Clinton told cheering supporters in Philadelphia after Tuesday's vote: "Some people counted me out and said to drop out, but the American people don't quit and they deserve a president who doesn't quit either."
She was joined on stage by her husband, former President Bill Clinton, and daughter Chelsea.
After unusually heavy turnout, she won with 55 per cent of the state vote to Obama's 45 per cent. The win paid immediate dividends for the cash-strapped New York senator, who said she took in $3 million (Dh11 million) in the following hours.
Both candidates immediately looked to the next round of contests on May 6 in North Carolina, where Obama is favoured, and Indiana, which is considered a toss-up.

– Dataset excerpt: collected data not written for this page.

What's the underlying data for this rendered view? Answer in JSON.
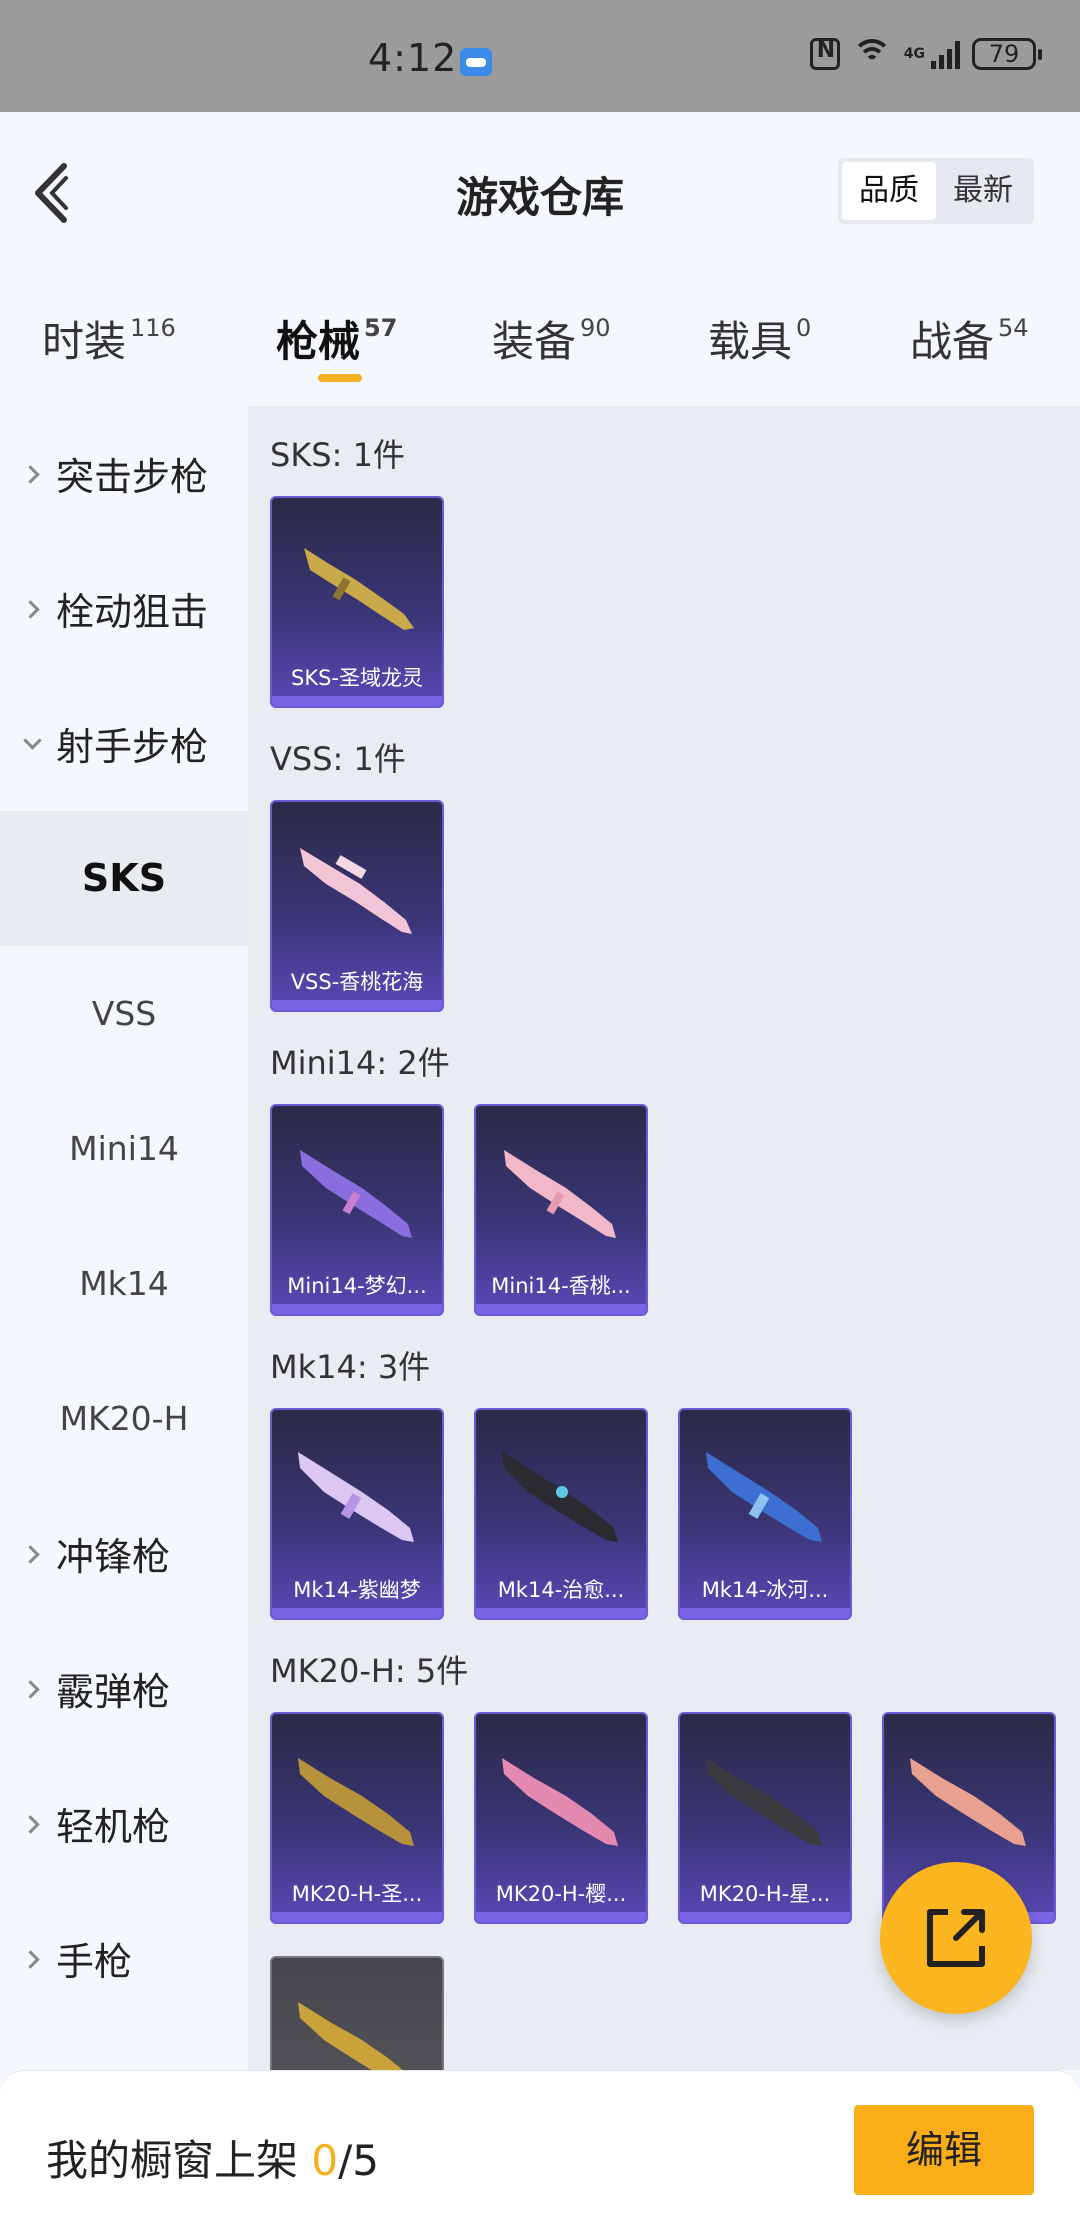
{
  "status_bar": {
    "time": "4:12",
    "network": "4G",
    "battery": "79"
  },
  "header": {
    "title": "游戏仓库",
    "sort_options": [
      "品质",
      "最新"
    ],
    "sort_active": "品质"
  },
  "tabs": [
    {
      "label": "时装",
      "count": "116"
    },
    {
      "label": "枪械",
      "count": "57"
    },
    {
      "label": "装备",
      "count": "90"
    },
    {
      "label": "载具",
      "count": "0"
    },
    {
      "label": "战备",
      "count": "54"
    }
  ],
  "active_tab": "枪械",
  "sidebar": {
    "categories": [
      "突击步枪",
      "栓动狙击",
      "射手步枪",
      "冲锋枪",
      "霰弹枪",
      "轻机枪",
      "手枪"
    ],
    "expanded_category": "射手步枪",
    "subcategories": [
      "SKS",
      "VSS",
      "Mini14",
      "Mk14",
      "MK20-H"
    ],
    "active_subcategory": "SKS"
  },
  "groups": [
    {
      "title": "SKS: 1件",
      "items": [
        "SKS-圣域龙灵"
      ]
    },
    {
      "title": "VSS: 1件",
      "items": [
        "VSS-香桃花海"
      ]
    },
    {
      "title": "Mini14: 2件",
      "items": [
        "Mini14-梦幻...",
        "Mini14-香桃..."
      ]
    },
    {
      "title": "Mk14: 3件",
      "items": [
        "Mk14-紫幽梦",
        "Mk14-治愈...",
        "Mk14-冰河..."
      ]
    },
    {
      "title": "MK20-H: 5件",
      "items": [
        "MK20-H-圣...",
        "MK20-H-樱...",
        "MK20-H-星...",
        "...",
        ""
      ]
    }
  ],
  "bottom": {
    "label": "我的橱窗上架 ",
    "current": "0",
    "total": "/5",
    "edit_label": "编辑"
  },
  "colors": {
    "accent": "#f3b021",
    "card_purple": "#5b48b8",
    "fab": "#fbb51f"
  },
  "icons": {
    "back": "chevron-left-icon",
    "fab": "share-external-icon"
  }
}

Clinton survived a heavy advertising onslaught in Pennsylvania by Obama, who outspent her by more than 2-to-1. In television interviews yesterday, Clinton said exit polls showed she had drawn support from the key groups needed to win in November and brushed off suggestions that she was running a negative campaign. "If you look at the votes that I have received, and the coalition I've put together, it is a much stronger base on which to build an electoral victory" against Republican John McCain, she said in an interview with NBC's Today show.
She dismissed an editorial in The New York Times which called on her to acknowledge that "the negativity, for which she is mostly responsible, does nothing but harm to her, her opponent, her party and the 2008 election".

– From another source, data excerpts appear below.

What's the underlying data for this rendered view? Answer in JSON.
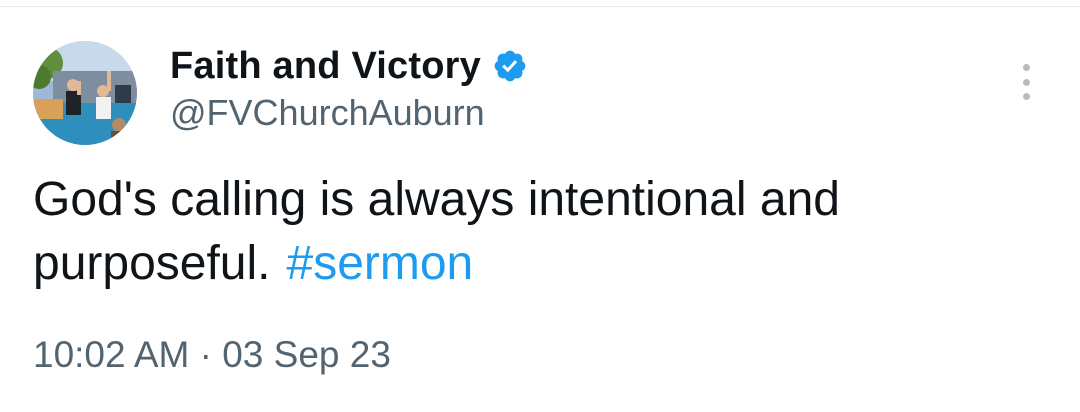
{
  "tweet": {
    "author": {
      "display_name": "Faith and Victory",
      "handle": "@FVChurchAuburn",
      "verified": true,
      "avatar_icon": "church-baptism-photo"
    },
    "text": "God's calling is always intentional and purposeful.",
    "hashtag": "#sermon",
    "timestamp": "10:02 AM · 03 Sep 23"
  },
  "colors": {
    "text": "#0f1419",
    "secondary": "#536471",
    "link": "#1d9bf0",
    "verified_badge": "#1d9bf0"
  },
  "icons": {
    "verified": "verified-badge-icon",
    "more": "more-options-icon"
  }
}
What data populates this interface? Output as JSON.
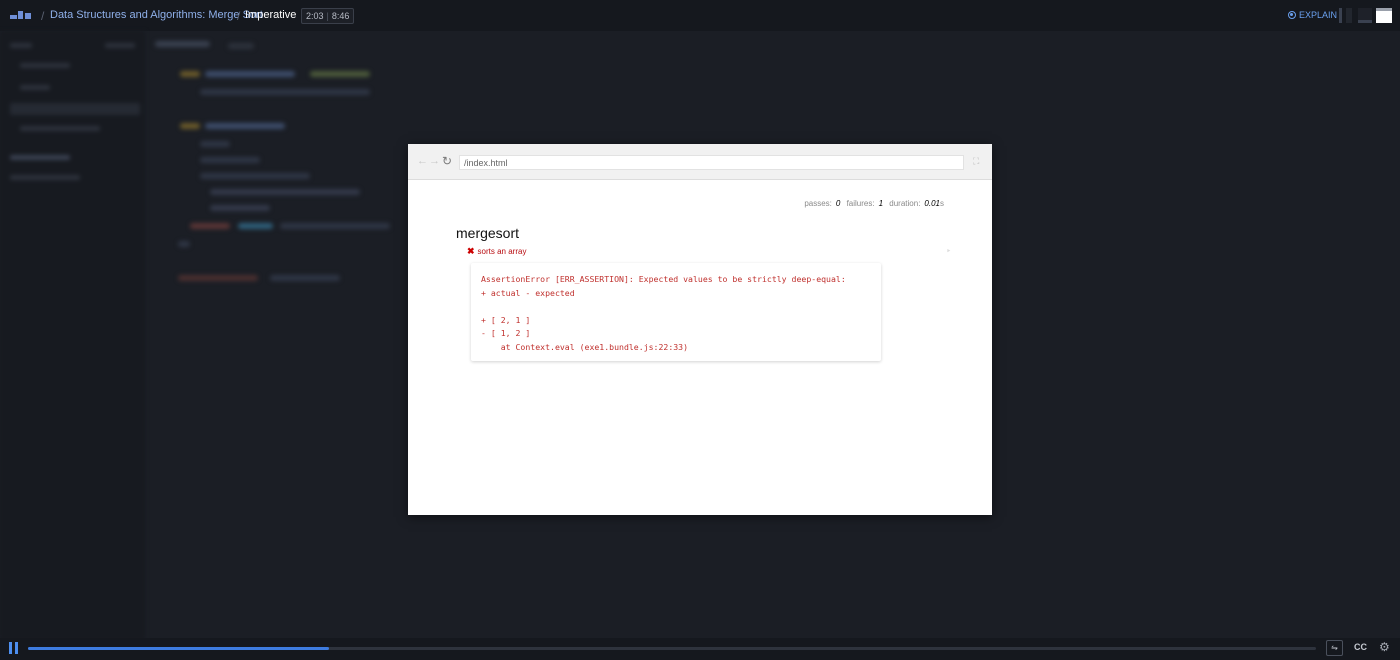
{
  "header": {
    "course_title": "Data Structures and Algorithms: Merge Sort",
    "lesson_title": "Imperative",
    "current_time": "2:03",
    "total_time": "8:46",
    "explain_label": "EXPLAIN",
    "separator": "/"
  },
  "browser": {
    "url": "/index.html",
    "stats": {
      "passes_label": "passes:",
      "passes": "0",
      "failures_label": "failures:",
      "failures": "1",
      "duration_label": "duration:",
      "duration": "0.01",
      "duration_unit": "s"
    },
    "suite_title": "mergesort",
    "test_title": "sorts an array",
    "error_text": "AssertionError [ERR_ASSERTION]: Expected values to be strictly deep-equal:\n+ actual - expected\n\n+ [ 2, 1 ]\n- [ 1, 2 ]\n    at Context.eval (exe1.bundle.js:22:33)"
  },
  "player": {
    "progress": 0.234,
    "cc_label": "CC",
    "colors": {
      "accent": "#3e7ce0",
      "error": "#c0312e",
      "link": "#8fb0ea"
    }
  }
}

"That's part of campaigns, and you know it goes back and forth. That's the way campaigns are," she said, adding it was one of the more positive elections she had seen.
Obama, who narrowed a 20-point Clinton lead in opinion polls before falling short, said: "There were a lot of folks who didn't think we could make this a close race when it started." "Six weeks later, we closed the gap. We rallied people of every age and race and background to our cause."